Other proposed/ ongoing amendments to the Planning System
In addition to the implementation of ‘Rebuilding Ireland’, including the roll-out of programmes such as LIHAF, as well as the publication of the NPF in 2017, you will be aware of other significant responsive innovations in the planning system which I am progressing. While I do not have time to go into these in detail this morning, it is worth briefly listing them:
- Finalisation of Wind Energy Development Guidelines;
- Vacant Housing Reuse Strategy;
- Planning & Development (Amendment) Bill 2016 – Committee Stage: 12th April, enactment June/July – including the establishment of the Office of Planning Regulator etc.
- Transposition of EIA Directive;
- Exempted Development Regulations – broadband, flood relief works, change of use of vacant commercial to residential use;
- Draft EU Commercial Peat Regulations;
- New Urban Renewal Scheme;
- Co-ordination of implementation of Vacant Site Levy;
- Publication of further Planning Bill H2 2017 to provide for legislative changes recommended in ABP Review Group Report;
- Revisions to Rural Housing Guidelines.
Many of you will also be aware of the commitment in the Programme for Partnership Government to commission a “root and branch” review of the planning system with the aim of reducing the uncertainty and length of planning processes. Noting the significant changes being implemented in the planning system by ‘Rebuilding Ireland’ including the introduction of new planning application procedures for ‘Strategic Housing Development’, having regard to the forthcoming Planning & Development (Amendment) Bill 2016 which will establish the Office of Planning Regulator, and having to the ongoing consultation work for the National Planning Framework, it would be sensible to commence this “root and branch” review once these significant changes are more established.

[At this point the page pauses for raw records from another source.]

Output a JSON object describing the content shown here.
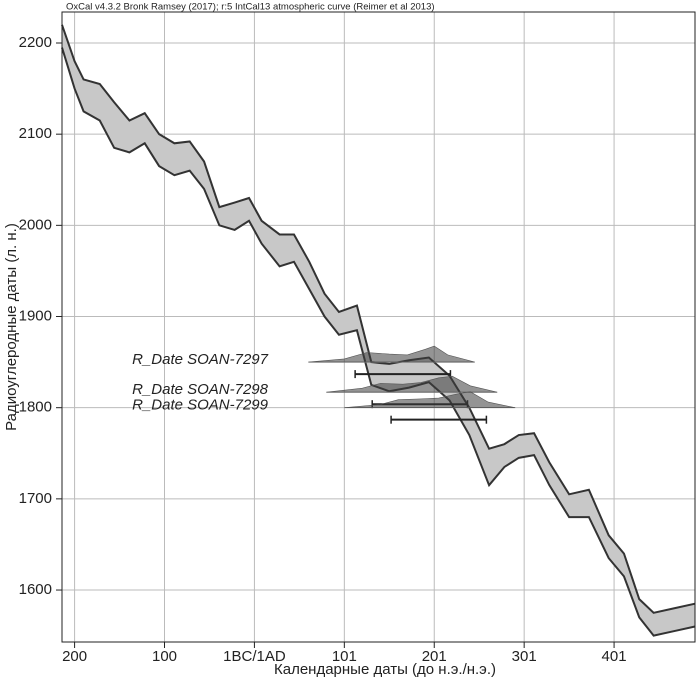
{
  "chart_data": {
    "type": "band",
    "title": "OxCal v4.3.2 Bronk Ramsey (2017); r:5 IntCal13 atmospheric curve (Reimer et al 2013)",
    "x_label": "Календарные даты (до н.э./н.э.)",
    "y_label": "Радиоуглеродные даты (л. н.)",
    "xlim": [
      -214,
      490
    ],
    "ylim": [
      1543,
      2234
    ],
    "xticks": [
      {
        "value": -200,
        "label": "200"
      },
      {
        "value": -100,
        "label": "100"
      },
      {
        "value": 0,
        "label": "1BC/1AD"
      },
      {
        "value": 100,
        "label": "101"
      },
      {
        "value": 200,
        "label": "201"
      },
      {
        "value": 300,
        "label": "301"
      },
      {
        "value": 400,
        "label": "401"
      }
    ],
    "yticks": [
      1600,
      1700,
      1800,
      1900,
      2000,
      2100,
      2200
    ],
    "grid": true,
    "x": [
      -214,
      -200,
      -190,
      -172,
      -156,
      -139,
      -122,
      -106,
      -89,
      -72,
      -56,
      -39,
      -22,
      -6,
      8,
      28,
      44,
      61,
      78,
      94,
      114,
      130,
      150,
      172,
      194,
      217,
      239,
      261,
      278,
      294,
      311,
      328,
      350,
      372,
      394,
      411,
      428,
      444,
      467,
      490
    ],
    "series": [
      {
        "color": "#333333",
        "fill": "#c8c8c8",
        "values": [
          2220,
          2180,
          2160,
          2155,
          2135,
          2115,
          2123,
          2100,
          2090,
          2092,
          2070,
          2020,
          2025,
          2030,
          2005,
          1990,
          1990,
          1960,
          1925,
          1905,
          1912,
          1850,
          1848,
          1852,
          1855,
          1835,
          1800,
          1755,
          1760,
          1770,
          1772,
          1740,
          1705,
          1710,
          1660,
          1640,
          1590,
          1575,
          1580,
          1585
        ]
      },
      {
        "color": "#333333",
        "values": [
          2195,
          2150,
          2125,
          2115,
          2085,
          2080,
          2090,
          2065,
          2055,
          2060,
          2040,
          2000,
          1995,
          2005,
          1980,
          1955,
          1960,
          1930,
          1900,
          1880,
          1885,
          1825,
          1818,
          1822,
          1828,
          1808,
          1770,
          1715,
          1735,
          1745,
          1748,
          1715,
          1680,
          1680,
          1635,
          1615,
          1570,
          1550,
          1555,
          1560
        ]
      }
    ],
    "r_dates": [
      {
        "name": "R_Date SOAN-7297",
        "bp": 1850,
        "range": [
          112,
          218
        ],
        "prob_x": [
          60,
          100,
          125,
          150,
          170,
          190,
          200,
          215,
          245
        ],
        "prob": [
          0,
          0.2,
          0.6,
          0.5,
          0.45,
          0.8,
          1,
          0.45,
          0
        ]
      },
      {
        "name": "R_Date SOAN-7298",
        "bp": 1817,
        "range": [
          131,
          237
        ],
        "prob_x": [
          80,
          120,
          140,
          165,
          185,
          205,
          220,
          240,
          270
        ],
        "prob": [
          0,
          0.25,
          0.55,
          0.5,
          0.6,
          0.9,
          1,
          0.4,
          0
        ]
      },
      {
        "name": "R_Date SOAN-7299",
        "bp": 1800,
        "range": [
          152,
          258
        ],
        "prob_x": [
          100,
          140,
          160,
          185,
          205,
          225,
          240,
          260,
          290
        ],
        "prob": [
          0,
          0.2,
          0.5,
          0.55,
          0.6,
          0.85,
          1,
          0.35,
          0
        ]
      }
    ]
  }
}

I note that the NPF team has received a submission from the IPI on the NPF Issues Paper, among the hundreds of other submissions received. In this regard, there will be a further opportunity for the Institute to share its views once the draft of ‘Ireland 2040 Our Plan’ has been published later this year. I therefore look forward to further engagement with the Institute and the various structures for planning at national, regional and local levels not only relating to the NPF but otherwise relating to the implementation of the Government’s ambitious and innovative programme for planning in Ireland in the years ahead.
As with the members of your Institute, I want to ensure, above all, that Ireland continues to benefit from a responsive, effective and high quality planning process that will guide our path to a more sustainable future, looking after the longer term interests of our economy and of our local communities.
I wish you every success over the remainder of your conference.